What’s a business leader to do at a time such as this? What is a manufacturing business leader to do at a time such as this? Does it really matter whether a business is a service provider such as a restaurant or is a manufacturer? If so, does it matter what the company manufactures?

These are all highly relevant questions in today’s unique environment.

As chairman of the Alabama Iron and Steel Council, a council of Manufacture Alabama, I have an awareness of, and special interest in, the role of manufacturing in general and iron and steel manufacturing in particular.

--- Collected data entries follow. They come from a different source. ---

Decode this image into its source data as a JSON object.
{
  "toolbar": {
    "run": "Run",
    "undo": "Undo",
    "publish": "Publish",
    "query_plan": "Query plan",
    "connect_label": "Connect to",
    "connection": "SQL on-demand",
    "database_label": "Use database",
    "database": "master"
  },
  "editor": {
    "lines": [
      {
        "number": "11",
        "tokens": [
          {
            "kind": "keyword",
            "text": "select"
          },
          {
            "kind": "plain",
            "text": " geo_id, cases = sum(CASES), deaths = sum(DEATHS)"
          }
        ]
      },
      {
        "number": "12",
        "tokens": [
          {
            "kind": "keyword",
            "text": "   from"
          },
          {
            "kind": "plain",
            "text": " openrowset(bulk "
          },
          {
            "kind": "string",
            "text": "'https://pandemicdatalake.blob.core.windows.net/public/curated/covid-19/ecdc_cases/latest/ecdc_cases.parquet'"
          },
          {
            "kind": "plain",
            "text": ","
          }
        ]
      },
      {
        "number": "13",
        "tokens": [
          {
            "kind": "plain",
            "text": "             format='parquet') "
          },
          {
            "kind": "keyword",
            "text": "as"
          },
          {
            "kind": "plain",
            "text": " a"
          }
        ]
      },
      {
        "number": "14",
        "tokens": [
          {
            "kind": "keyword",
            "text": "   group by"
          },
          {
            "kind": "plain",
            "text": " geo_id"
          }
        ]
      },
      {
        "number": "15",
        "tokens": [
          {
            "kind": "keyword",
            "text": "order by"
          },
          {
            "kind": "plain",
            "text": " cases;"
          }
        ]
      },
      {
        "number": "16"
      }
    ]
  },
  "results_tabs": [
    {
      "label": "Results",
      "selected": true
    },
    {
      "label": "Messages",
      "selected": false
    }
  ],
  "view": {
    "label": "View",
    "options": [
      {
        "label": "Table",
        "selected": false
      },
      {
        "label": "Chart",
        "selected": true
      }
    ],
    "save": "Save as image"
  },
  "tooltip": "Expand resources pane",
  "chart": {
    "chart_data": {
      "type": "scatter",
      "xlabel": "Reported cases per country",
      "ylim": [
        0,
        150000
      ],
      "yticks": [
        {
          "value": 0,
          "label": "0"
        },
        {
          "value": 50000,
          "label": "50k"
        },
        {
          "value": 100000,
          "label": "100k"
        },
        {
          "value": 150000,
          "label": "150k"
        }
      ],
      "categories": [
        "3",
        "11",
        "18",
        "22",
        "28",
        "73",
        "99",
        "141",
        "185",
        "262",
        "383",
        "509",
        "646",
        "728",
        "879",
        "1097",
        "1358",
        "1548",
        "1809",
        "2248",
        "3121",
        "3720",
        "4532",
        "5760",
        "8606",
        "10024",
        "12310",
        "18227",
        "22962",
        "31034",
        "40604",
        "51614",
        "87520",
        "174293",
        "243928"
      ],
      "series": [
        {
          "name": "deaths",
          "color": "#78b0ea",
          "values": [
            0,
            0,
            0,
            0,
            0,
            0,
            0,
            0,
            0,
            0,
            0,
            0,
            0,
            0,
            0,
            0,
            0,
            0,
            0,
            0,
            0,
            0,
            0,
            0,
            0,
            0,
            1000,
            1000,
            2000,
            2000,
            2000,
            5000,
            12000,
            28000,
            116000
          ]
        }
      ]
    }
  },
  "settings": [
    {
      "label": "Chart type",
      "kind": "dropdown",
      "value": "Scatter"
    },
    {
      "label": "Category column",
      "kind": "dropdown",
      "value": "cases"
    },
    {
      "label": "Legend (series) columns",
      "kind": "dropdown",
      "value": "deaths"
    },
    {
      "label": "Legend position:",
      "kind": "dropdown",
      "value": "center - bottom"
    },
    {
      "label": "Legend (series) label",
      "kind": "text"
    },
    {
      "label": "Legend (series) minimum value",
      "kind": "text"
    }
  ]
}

Alabama has a strong manufacturing base in our state economy. More than 260,000 Alabamians are employed in direct manufacturing. This is 13 percent of our workforce — the fifth highest concentration among the 50 states. Many more are dependent on these manufacturing jobs as suppliers and vendors. These are jobs where people make things that others use to do their jobs and to make their lives better. These jobs create wealth through manufacturing. We manufacture cars and vans, missiles for national defense, paper goods including the newly popular bathroom tissue type, and countless other necessities to our lives and our national supply chain.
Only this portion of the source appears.